Hungary's labour shortage even greater challenge than thought

Hungary's labour shortage even greater challenge than thought
By bne IntelliNews July 10, 2018

Official data from Hungary's statistics office KSH puts job vacancies at 80,000, but the actual figure is estimated at 300,000, industry leaders say, Hungarian media reported on July 9.

"The lack of skilled workers is an increasing problem for all sectors of the economy, and the problem is the most pressing in construction, catering, and tourism where there is a daily problem of finding and retaining skilled workers", said Ferenc Rolek, vice president of the Hungarian Association of Hungarian Industrialists (MGYOSZ).

Surveys show that nine out of ten companies in the manufacturing sector said a labour shortage could lead to reducing output. The KSH survey puts vacancies at 24,000, which is hugely underestimated, as the survey only includes companies with at least five people. 

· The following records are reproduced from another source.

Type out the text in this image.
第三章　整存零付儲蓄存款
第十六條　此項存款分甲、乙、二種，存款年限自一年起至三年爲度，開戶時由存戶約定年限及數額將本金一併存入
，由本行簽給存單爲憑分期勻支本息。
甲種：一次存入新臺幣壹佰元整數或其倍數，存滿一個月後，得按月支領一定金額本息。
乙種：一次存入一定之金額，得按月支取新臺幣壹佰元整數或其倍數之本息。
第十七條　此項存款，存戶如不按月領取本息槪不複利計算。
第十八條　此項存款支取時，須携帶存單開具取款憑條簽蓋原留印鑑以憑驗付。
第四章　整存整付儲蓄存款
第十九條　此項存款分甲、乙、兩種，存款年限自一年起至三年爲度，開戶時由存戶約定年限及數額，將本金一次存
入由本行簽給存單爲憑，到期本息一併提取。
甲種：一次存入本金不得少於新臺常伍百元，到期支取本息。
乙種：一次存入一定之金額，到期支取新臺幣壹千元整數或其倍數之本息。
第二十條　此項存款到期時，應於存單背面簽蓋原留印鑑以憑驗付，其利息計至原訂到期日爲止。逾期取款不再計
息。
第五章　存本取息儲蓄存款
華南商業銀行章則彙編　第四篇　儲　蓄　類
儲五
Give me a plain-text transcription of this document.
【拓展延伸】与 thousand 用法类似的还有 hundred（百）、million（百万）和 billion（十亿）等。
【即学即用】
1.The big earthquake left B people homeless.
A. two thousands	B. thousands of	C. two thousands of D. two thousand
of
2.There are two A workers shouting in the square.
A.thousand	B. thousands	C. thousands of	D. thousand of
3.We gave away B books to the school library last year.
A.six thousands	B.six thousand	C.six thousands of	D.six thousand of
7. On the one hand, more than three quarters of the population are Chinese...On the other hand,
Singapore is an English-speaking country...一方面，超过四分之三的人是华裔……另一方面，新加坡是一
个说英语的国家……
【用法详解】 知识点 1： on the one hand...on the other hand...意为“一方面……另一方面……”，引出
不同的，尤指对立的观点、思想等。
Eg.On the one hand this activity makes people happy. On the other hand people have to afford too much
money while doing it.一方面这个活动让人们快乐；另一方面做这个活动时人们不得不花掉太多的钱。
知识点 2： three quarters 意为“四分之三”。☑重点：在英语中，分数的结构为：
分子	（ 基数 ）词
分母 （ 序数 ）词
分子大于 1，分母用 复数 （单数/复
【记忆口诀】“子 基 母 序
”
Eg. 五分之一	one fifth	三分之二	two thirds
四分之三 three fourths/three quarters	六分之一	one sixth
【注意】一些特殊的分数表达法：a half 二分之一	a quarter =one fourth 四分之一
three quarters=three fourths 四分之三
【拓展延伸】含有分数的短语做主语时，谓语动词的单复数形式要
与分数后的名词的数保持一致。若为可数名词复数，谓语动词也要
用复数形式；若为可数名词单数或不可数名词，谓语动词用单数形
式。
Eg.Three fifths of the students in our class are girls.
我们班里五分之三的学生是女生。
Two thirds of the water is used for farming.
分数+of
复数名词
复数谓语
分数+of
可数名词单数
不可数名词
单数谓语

Taking into account corporate surveys and the fact that the most people work in the manufacturing sector, even the most cautious estimate put job vacancy around 100,000 in the sector, but many industry leaders say up to 200,000 workers could be absorbed by the manufacturing industry.  

Hungary's construction sector has seen employment reach pre-crisis levels, but the sector could still soak up some 40,000 skilled workers, industry players claim. Empty jobs were filled by mostly low-skilled workers. 

Construction companies and talented professionals left the country in masses after the economic crisis. 

Hungary's declining demographics is further aggravating the problem. The population will continue to drop 40,000-50,000 in the coming years. Despite an increase of the fertility rate from 1.2 to 1.44 in the last eight years, the percentage of women in reproductive age is now significantly lower than it was 5-10 years ago, which makes it a mounting challenge to overcome the demographic trap.

At current levels, Hungary’s population will fall to 8.5mn in 20 years from 9.8mn at present and this would amongst others would lead to a slowdown in economic growth but also the collapse of Hungary's pay-as-you-go pension system.

Last year, 109,000 people, or 2.5% of the workforce, said they worked abroad. The number of Hungarians working abroad dropped by 7,000 over a year but this was still 29,000 higher than five years ago, according to KSH figures.

The majority of workers abroad were men aged between 25 and 44 with vocational diplomas and 85% worked in Austria, Germany, or the UK. Most left for abroad from the  capital, western counties and from the poorer north-eastern regions.

The government claims that the trend has reversed and more people are coming back than leaving Hungary. The dynamic increase in wages and lower living costs has made some young people decide to move back to Hungary, the government says. 

One out of 20 people aged between 15 and 74 said they would be willing to move abroad to work in the next two years, the statistics office said. The largest group who said they would move abroad were single males and skilled workers aged between 20 and 39.

Among those who want to work abroad, 46% plan to go for more than two years and 14% have no intention of returning to Hungary.

The fact that four out of five Hungarians would not move even within the country for work signals the very low mobility of the workforce.

Despite freezing wages of fostered workers, there are still half a million inactive. Their lack of skills and willingness to work make them unlikely candidates to fill the gap.